Etudiant en droit de 21 ans, je suis sympathisant de gauche depuis presque dix ans. C’est la cohabitation de 1997 entre Jacques Chirac et Lionel Jospin qui commence à forger mes convictions politiques tant la période 1997-2002 permet la mise en place de réformes nécessaires (abaissement de la TVA à 19,6%, adoption du pacte civil de solidarité). Je me définis comme social-libéral, proche des conceptions de Dominique Strauss-Kahn sur la « social-démocratie » tout en m’intéressant aux idées du député-maire de Mulhouse, Jean-Marie Bockel. Je suis ainsi plutôt contre les 35 heures car j’estime que celui qui veut travailler davantage doit pouvoir gagner davantage.
 
N’ayant pas l’âge de voter en 2002 et attristé du résultat du 1er tour de l’élection présidentielle, j’ai attendu quelques années pour m’encarter dans un parti politique. Ce n’est que depuis mars 2006 que je suis militant au Parti socialiste, depuis le jour du lancement de la grande campagne d’adhésion initiée par François Hollande et Jack Lang.

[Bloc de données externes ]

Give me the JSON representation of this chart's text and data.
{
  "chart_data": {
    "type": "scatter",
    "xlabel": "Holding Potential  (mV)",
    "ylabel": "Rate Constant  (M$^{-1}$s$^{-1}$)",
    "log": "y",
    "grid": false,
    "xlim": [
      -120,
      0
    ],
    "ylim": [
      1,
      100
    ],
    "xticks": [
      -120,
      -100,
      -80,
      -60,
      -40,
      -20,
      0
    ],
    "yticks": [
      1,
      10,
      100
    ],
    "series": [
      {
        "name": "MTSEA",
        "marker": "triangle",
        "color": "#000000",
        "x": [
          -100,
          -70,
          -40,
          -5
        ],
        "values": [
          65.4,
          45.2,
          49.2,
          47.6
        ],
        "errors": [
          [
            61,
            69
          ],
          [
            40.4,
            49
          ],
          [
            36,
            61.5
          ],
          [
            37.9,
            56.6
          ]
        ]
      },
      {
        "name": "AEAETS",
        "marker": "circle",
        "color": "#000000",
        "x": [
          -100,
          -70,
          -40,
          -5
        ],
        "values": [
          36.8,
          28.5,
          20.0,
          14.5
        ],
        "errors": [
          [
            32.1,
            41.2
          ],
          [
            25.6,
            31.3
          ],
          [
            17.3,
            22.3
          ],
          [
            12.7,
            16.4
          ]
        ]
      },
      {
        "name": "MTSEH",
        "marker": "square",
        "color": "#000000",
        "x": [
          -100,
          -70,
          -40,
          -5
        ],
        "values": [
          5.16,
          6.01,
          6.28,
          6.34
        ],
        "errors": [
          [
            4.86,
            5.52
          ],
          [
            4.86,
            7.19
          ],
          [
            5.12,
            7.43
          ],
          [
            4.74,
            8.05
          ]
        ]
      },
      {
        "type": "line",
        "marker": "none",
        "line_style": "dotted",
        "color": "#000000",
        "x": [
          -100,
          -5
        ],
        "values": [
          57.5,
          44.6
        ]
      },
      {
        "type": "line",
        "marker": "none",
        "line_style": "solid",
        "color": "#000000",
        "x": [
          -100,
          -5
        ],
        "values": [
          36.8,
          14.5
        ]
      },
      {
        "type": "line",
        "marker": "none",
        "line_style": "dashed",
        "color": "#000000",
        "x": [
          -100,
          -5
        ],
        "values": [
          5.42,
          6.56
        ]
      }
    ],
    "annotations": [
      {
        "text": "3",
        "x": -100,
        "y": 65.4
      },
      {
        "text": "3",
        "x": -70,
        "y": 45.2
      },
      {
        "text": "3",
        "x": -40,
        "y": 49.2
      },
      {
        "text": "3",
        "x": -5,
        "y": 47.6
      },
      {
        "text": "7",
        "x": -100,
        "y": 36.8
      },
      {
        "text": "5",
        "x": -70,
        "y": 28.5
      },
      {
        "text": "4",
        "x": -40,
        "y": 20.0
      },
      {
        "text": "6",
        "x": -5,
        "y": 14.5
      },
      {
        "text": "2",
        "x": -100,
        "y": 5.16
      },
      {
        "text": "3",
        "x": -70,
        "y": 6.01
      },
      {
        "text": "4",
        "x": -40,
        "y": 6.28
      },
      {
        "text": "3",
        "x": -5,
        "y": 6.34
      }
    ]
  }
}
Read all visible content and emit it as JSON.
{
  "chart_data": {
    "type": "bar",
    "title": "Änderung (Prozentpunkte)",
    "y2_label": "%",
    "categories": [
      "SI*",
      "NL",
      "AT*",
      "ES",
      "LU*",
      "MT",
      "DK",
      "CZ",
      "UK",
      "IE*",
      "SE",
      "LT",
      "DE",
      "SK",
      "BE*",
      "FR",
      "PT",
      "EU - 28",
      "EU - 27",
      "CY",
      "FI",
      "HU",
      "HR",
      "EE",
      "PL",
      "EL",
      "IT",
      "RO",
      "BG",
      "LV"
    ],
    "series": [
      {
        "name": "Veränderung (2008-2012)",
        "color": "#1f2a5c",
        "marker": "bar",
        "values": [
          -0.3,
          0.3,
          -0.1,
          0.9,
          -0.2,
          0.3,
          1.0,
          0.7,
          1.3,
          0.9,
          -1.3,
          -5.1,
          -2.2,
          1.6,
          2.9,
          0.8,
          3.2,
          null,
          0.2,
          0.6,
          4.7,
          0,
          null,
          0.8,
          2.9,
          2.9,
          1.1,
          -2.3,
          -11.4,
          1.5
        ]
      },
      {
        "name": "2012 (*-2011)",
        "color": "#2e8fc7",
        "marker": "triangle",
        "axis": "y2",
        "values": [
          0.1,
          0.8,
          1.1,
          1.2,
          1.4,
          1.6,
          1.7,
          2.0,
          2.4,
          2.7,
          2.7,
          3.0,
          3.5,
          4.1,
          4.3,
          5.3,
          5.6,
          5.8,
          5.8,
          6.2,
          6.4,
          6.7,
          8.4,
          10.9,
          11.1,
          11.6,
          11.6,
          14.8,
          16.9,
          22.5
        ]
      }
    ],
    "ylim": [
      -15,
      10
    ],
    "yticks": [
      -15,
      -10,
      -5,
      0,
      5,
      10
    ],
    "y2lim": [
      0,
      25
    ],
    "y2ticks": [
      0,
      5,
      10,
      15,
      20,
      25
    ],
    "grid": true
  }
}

Ce fut une opportunité de comprendre le fonctionnement interne d’une formation politique tout en conjuguant mon intérêt pour les débats sur les questions locales et nationales. Ce fut également la concrétisation d’un engagement personnel de longue date, la volonté de participer aux débats sur le projet socialiste et à la désignation d’un candidat.
 
Originaire de Fontainebleau, j’ai toujours vécu en Seine-et-Marne et j’attends de cette campagne qu’elle sache porter l’intérêt général et non les intérêts particuliers, que la «démocratie participative», l’ «ordre juste» et la « sécurité durable » ne soient pas que de simples formules et prennent vie pour la XIIIème législature. Attachant une attention particulière aux réformes de nos voisins européens, notamment celles du président du gouvernement espagnol José Luis Rodriguez Zapatero, j’ai ardemment défendu le traité établissant une Constitution pour l’Europe et espère un consensus sur le volet institutionnel avant tout débat de fond sur les politiques de l’Union. J’attends désormais que l’élection ne se fasse pas sur un débat contextuel mais sur une vraie perspective d’avenir.